Oltre alla diversa modalità andrà notato il diverso ordine con cui Moshe conferisce al suo successore le sue prerogative. L’autorità precede l’ufficio e non viceversa. Commenta R. Eli’ezer Berkovits in un suo scritto sul Rabbinato contemporaneo: “l’autorità del leader non è conseguenza del suo ufficio, ma giusto l’inverso: è l’autorità che egli già possiede in quanto rappresentante dell’Ebraismo vivo a essere ora adoperata nell’interesse della Comunità. E’ il leader, identificandosi con il suo ufficio, a rendere quest’ultimo autorevole a sua volta”. Rav Berkovits scrive che una leadership di tipo politico non può avere l’ultima parola sul nostro destino nazionale. Nessuno nega la sua importanza nell’ambito della lotta per i diritti del mondo ebraico rispetto alla società circostante. Ma non possiamo aspettarci da questo tipo di leader che adoperino i diritti politici acquisiti per favorire la realizzazione dei valori dell’Ebraismo tradizionale. Questo è compito di altri. “Anche oggi, dopo le grandi tragedie degli Ebraismi in Europa, la vera crisi non è politica, ma di natura spirituale.
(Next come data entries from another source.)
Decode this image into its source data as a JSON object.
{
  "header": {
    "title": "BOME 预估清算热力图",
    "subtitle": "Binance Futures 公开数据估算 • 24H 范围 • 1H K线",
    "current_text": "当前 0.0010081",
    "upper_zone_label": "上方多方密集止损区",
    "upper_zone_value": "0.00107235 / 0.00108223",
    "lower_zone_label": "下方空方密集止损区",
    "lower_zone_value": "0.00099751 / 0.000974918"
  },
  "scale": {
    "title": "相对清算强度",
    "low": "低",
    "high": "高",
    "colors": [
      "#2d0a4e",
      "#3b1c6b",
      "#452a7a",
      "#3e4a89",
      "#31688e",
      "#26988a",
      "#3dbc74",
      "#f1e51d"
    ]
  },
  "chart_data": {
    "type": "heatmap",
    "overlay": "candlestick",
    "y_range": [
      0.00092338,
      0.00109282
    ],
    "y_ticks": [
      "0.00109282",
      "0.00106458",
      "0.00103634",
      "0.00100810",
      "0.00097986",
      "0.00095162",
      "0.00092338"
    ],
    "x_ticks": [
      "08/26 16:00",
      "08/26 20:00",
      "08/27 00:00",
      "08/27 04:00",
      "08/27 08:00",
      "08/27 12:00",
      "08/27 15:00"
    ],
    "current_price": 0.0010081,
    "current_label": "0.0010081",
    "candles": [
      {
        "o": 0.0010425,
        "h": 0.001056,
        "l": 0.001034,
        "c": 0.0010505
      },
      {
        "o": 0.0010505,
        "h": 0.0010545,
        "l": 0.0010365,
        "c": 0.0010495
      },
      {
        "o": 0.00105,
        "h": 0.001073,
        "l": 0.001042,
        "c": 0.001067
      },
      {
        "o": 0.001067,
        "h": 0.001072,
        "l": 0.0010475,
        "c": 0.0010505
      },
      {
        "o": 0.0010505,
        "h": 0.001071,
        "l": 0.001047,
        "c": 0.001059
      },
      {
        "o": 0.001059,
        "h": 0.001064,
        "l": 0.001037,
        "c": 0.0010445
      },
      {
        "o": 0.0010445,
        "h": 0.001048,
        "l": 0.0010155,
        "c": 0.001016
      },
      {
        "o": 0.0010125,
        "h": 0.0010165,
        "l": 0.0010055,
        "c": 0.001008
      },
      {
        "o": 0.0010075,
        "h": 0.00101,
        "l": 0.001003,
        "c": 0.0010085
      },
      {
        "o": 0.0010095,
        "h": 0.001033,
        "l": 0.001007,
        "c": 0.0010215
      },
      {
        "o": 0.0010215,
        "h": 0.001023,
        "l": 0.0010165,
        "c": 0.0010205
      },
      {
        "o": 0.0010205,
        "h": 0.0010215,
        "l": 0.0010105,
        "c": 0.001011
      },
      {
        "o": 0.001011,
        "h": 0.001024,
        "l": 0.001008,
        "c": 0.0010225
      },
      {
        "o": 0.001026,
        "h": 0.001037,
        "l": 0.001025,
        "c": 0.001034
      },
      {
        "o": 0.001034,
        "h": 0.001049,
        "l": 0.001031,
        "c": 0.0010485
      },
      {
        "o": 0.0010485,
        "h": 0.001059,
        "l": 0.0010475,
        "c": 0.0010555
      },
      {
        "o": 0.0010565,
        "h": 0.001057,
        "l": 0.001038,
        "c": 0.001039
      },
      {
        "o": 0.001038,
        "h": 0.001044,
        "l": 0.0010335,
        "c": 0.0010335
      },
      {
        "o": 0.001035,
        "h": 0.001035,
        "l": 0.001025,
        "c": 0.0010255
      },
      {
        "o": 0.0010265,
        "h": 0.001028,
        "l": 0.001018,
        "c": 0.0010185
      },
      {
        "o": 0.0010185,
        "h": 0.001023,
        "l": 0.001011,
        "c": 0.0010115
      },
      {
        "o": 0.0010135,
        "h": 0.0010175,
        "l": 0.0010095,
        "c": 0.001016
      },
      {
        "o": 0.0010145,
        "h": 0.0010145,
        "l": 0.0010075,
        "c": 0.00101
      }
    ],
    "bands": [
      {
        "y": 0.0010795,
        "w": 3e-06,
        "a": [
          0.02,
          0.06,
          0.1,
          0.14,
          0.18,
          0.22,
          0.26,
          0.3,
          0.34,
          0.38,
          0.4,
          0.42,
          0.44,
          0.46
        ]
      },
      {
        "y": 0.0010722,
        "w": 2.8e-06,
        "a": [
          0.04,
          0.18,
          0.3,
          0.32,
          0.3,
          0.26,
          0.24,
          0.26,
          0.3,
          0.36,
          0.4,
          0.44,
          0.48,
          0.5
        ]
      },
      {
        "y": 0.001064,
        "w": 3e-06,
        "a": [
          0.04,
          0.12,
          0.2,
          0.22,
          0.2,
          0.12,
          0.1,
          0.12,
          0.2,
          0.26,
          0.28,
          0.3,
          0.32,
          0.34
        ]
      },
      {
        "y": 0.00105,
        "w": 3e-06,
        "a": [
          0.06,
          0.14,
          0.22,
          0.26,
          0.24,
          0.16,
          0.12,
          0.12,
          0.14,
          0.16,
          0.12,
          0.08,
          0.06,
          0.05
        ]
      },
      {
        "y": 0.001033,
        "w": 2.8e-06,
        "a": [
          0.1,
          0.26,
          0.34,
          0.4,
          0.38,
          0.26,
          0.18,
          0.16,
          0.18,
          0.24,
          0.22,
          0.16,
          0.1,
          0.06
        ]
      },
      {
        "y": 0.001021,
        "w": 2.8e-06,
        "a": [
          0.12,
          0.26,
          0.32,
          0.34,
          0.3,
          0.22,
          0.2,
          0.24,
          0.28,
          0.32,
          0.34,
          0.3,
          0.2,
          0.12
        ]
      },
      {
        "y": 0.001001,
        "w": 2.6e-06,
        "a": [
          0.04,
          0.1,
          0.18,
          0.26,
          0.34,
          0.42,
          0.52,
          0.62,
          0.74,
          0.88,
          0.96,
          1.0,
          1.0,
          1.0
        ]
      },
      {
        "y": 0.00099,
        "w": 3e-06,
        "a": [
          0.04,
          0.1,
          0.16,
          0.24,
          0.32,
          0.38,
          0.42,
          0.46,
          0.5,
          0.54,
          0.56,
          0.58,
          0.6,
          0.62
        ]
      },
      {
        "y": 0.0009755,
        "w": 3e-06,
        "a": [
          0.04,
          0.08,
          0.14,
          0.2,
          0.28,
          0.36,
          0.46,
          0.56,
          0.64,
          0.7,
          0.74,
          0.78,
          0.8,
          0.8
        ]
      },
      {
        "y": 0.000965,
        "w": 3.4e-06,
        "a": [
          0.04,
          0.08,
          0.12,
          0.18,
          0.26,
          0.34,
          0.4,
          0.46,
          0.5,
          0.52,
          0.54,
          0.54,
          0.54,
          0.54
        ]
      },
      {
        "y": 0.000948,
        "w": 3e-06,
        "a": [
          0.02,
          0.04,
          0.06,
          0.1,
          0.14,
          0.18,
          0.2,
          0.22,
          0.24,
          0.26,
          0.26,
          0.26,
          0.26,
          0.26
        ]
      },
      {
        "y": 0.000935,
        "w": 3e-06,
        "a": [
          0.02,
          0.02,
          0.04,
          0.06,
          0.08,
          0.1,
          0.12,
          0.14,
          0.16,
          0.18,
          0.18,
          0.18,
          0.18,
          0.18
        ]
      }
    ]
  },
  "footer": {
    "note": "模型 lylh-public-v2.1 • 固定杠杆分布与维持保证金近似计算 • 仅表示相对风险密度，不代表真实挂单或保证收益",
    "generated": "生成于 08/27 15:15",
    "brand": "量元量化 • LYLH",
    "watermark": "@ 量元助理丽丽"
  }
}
La nostra sopravvivenza è in pericolo non perché un barbaro antisemitismo ha distrutto gli Ebraismi europei, ma principalmente perché l’Ebraismo ha cessato di essere la forza spirituale e la spina dorsale della nazione… In occasione di uno dei primi Congressi sionistici Achad Ha-‘am affermò con baldanza che la nazione ebraica sarà redenta non da politici e diplomatici, ma da Profeti”. Lo scritto di Rav Berkovits da cui sono tratte queste considerazioni è del 1943.